Peter Needed Paul
I think God had a lot to say through Pastor David Kitani on Sunday. There was so much to consider regarding race, racial prejudice, and racism for us as a church. If you weren’t there, I encourage you to watch or listen to a replay of the worship service and the message. Here’s the link. As I reflect on the message, I was both enlightened and convicted. I thought about how I see race and racism, and how I am guilty of some of these things he talked about and have a lot to learn regarding these issues. For us as a church, I think there were a lot of application points to put into practice.
However, one of the things that stood out to me was NOT specifically race or racism-related, it was how the Apostle Paul confronted Peter in order to correct his behavior and get him back on track with the gospel. We see this in Galatians 2, verse 11, where Paul says, “When Peter came to Antioch, I opposed him to his face” and then in verse 14 he says, “When I saw that they were not acting in line with the truth of the gospel, I said to Peter in front of them all…”
God had already taught Peter in Acts 10-11 that, in Christ, Gentile believers were clean and did not need to follow Jewish laws and customs. Yet, here in Galatians, Peter has stopped eating and having table fellowship with the Gentiles because, according to some of the Jews, they were still unclean due to diet and other cultural differences. So Peter flip-flopped and was not following his convictions, maybe because of national pride, racial prejudice, or because of peer-pressure. Even Peter, one of our favorite disciples, had compromised. Fortunately, he had Paul (or Paul had him).

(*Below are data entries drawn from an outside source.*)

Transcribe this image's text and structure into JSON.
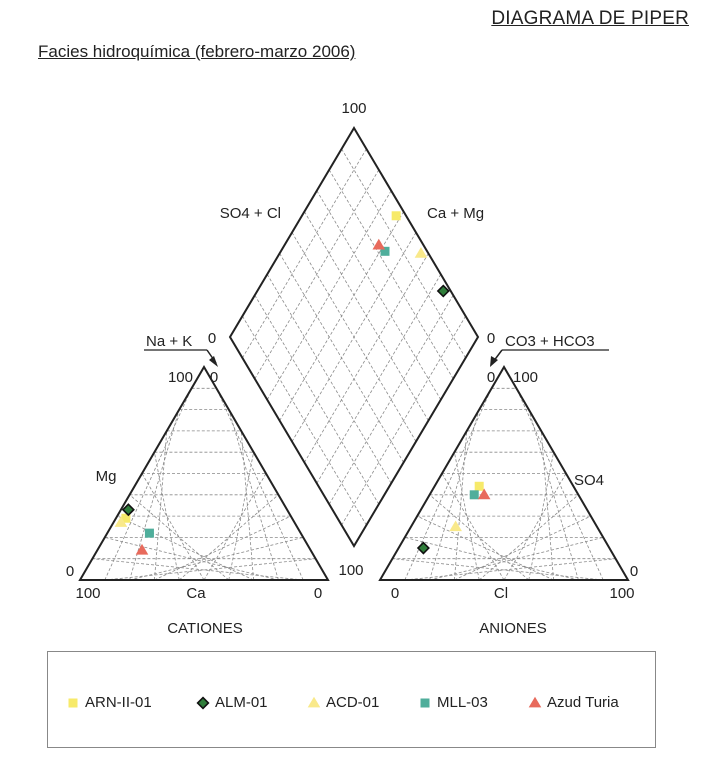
{
  "header": {
    "title": "DIAGRAMA DE PIPER",
    "subtitle": "Facies hidroquímica (febrero-marzo 2006)"
  },
  "colors": {
    "grid": "#8a8a8a",
    "frame": "#222222",
    "ARN-II-01": "#f7ea6a",
    "ALM-01": "#2f7d3a",
    "ACD-01": "#f9e98a",
    "MLL-03": "#4fae9b",
    "Azud Turia": "#e86a5c"
  },
  "labels": {
    "diamond_top": "100",
    "diamond_left_name": "SO4 + Cl",
    "diamond_right_name": "Ca + Mg",
    "diamond_left_zero": "0",
    "diamond_right_zero": "0",
    "diamond_bottom": "100",
    "nak_label": "Na + K",
    "co3_label": "CO3 + HCO3",
    "cat_top_left": "100",
    "cat_top_right": "0",
    "cat_mg": "Mg",
    "cat_left_zero": "0",
    "cat_bottom_left": "100",
    "cat_ca": "Ca",
    "cat_bottom_right": "0",
    "cat_title": "CATIONES",
    "an_top_left": "0",
    "an_top_right": "100",
    "an_so4": "SO4",
    "an_right_zero": "0",
    "an_bottom_left": "0",
    "an_cl": "Cl",
    "an_bottom_right": "100",
    "an_title": "ANIONES"
  },
  "chart_data": {
    "type": "scatter",
    "subtype": "piper",
    "title": "DIAGRAMA DE PIPER",
    "subtitle": "Facies hidroquímica (febrero-marzo 2006)",
    "grid": true,
    "legend_position": "bottom",
    "legend": [
      "ARN-II-01",
      "ALM-01",
      "ACD-01",
      "MLL-03",
      "Azud Turia"
    ],
    "series": [
      {
        "name": "ARN-II-01",
        "marker": "square",
        "color": "#f7ea6a",
        "cations": {
          "Ca": 67,
          "Mg": 29,
          "NaK": 4
        },
        "anions": {
          "Cl": 18,
          "SO4": 44,
          "CO3HCO3": 38
        }
      },
      {
        "name": "ALM-01",
        "marker": "diamond",
        "color": "#2f7d3a",
        "cations": {
          "Ca": 64,
          "Mg": 33,
          "NaK": 3
        },
        "anions": {
          "Cl": 10,
          "SO4": 15,
          "CO3HCO3": 75
        }
      },
      {
        "name": "ACD-01",
        "marker": "triangle",
        "color": "#f9e98a",
        "cations": {
          "Ca": 70,
          "Mg": 27,
          "NaK": 3
        },
        "anions": {
          "Cl": 18,
          "SO4": 25,
          "CO3HCO3": 57
        }
      },
      {
        "name": "MLL-03",
        "marker": "square",
        "color": "#4fae9b",
        "cations": {
          "Ca": 61,
          "Mg": 22,
          "NaK": 17
        },
        "anions": {
          "Cl": 18,
          "SO4": 40,
          "CO3HCO3": 42
        }
      },
      {
        "name": "Azud Turia",
        "marker": "triangle",
        "color": "#e86a5c",
        "cations": {
          "Ca": 68,
          "Mg": 14,
          "NaK": 18
        },
        "anions": {
          "Cl": 22,
          "SO4": 40,
          "CO3HCO3": 38
        }
      }
    ]
  }
}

The Apostle Paul confronted Peter because Peter was not acting according to his convictions, what he knew to be right. Peter was compromising the truth and, maybe most importantly to Paul, he was not acting in line with the Gospel of Grace and so was misrepresenting Christ to others. We all need a Paul in our lives. Someone who will care enough to hold us accountable to our convictions and keep us in line with the truth of the gospel. Galatians 6 commands us to restore one another if we see the other caught in sin. That’s what Paul did for Peter.

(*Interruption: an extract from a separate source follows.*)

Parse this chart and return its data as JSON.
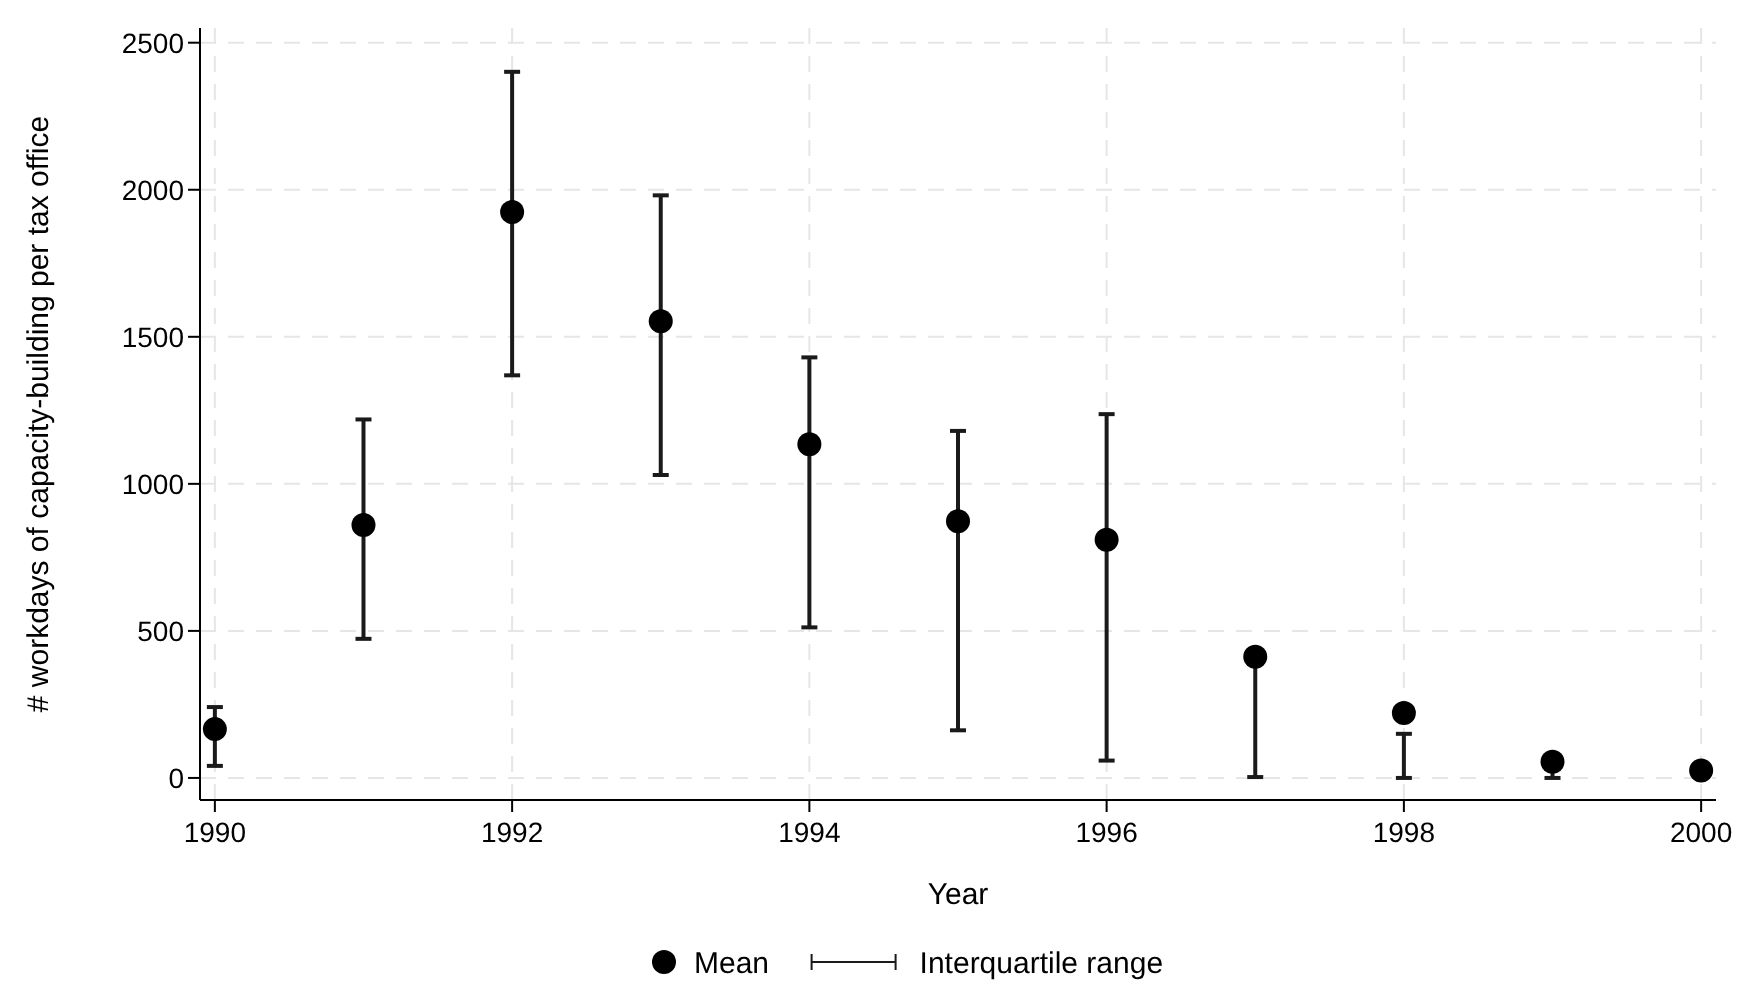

Unfortunately, it is all too easy these days to flip-flop on what’s important and compromise our convictions. We’re influenced by the world where faith is weak and the truth is relative. On our own, we have no chance. We are meant to live out our faith together in mutual support and accountability. Ecclesiastes 4:9-10 says, “Two are better than one, because they have a good return for their labor: If either of them falls down, one can help the other up. But pity anyone who falls and has no one to help them up.” Like Peter, we need a Paul. Who is your Paul?